Holden starts reconfiguring its Adelaide factory for life to 2022

Joshua Dowling
19 December 2012

Holden has started crucial multi-million-dollar renovations to its Adelaide car factory that will carry the Elizabeth facility through to the next decade.

As production line workers moved out for the Christmas holidays, construction workers have moved in to reconfigure key sections of the factory, ready for the cars that Holden will build over the next 10 years.

The start of the remodeling program is significant in the wake of comments by the boss of Holden, Mike Devereux, a fortnight ago.

He warned that the struggling Australian car industry would become "a Federal election issue” next year, and repeated calls for continued government support.

Some analysts saw this as a sign Holden may want to get out of its deal to keep manufacturing in Australia until 2022. Earlier this year Holden pledged to invest $1 billion over the next decade in return for $235 million in government assistance.
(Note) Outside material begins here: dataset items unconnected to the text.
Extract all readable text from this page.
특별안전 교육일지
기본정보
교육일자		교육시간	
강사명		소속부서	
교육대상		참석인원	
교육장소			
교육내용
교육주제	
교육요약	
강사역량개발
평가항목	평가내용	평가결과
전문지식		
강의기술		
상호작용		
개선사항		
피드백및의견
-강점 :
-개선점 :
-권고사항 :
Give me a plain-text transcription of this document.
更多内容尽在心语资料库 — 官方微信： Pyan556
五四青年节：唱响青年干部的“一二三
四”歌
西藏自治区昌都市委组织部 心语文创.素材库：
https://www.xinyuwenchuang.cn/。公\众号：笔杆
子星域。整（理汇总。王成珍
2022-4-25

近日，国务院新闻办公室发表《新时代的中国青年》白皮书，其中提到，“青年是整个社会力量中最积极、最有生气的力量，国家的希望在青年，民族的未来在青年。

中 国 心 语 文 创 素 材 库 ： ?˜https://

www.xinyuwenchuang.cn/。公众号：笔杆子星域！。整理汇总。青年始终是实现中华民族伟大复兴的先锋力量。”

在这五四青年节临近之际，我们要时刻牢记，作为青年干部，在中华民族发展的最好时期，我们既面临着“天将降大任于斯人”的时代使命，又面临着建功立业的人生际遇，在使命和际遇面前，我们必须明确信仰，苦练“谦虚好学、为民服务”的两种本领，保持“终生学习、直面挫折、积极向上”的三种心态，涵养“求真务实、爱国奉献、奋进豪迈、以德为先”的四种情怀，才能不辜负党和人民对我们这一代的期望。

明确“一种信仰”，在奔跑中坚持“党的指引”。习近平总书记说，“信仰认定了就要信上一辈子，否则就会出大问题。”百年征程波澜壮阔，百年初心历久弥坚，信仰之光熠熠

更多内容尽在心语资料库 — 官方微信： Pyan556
But the Holden boss says General Motors is sticking to its original plan and the Elizabeth factory is here to stay.

"It's full steam ahead,” Devereux told News Limited. "We will be making our first investments in the future over the Christmas holidays and we will continue to do so over 2013 and 2014 [and beyond].

"You can't just go in and change over a plant [overnight] and build a new bodyshop, particularly when you still have to keep building the [current cars].

"There are only so many windows that you get [to shut a factory for renovations] for an extended period of time.”

The body manufacturing engineering manager, Paul Sakovits, told News Limited: “This is the first and critical foundation to the multiple installation activities that will occur over the next few years.

"Our body engineers have come up with an innovative method of combining the assembly lines of our two shops so that we can free up a large area of turnaround space for new model installation without … building extensions."

Holden says it will build the next generation Cruze small car at Elizabeth (due in 2015) but is yet to announce the second model, due in late 2017 or early 2018.

Although Holden Commodore sales are likely to recover with the new "VF" model due in June next year, they are unlikely to reach the peaks of the late 1990s and early 2000s.

SUVs are now the second biggest sellers to small cars in Australia and are often built on the same production lines overseas because they share many underbody components.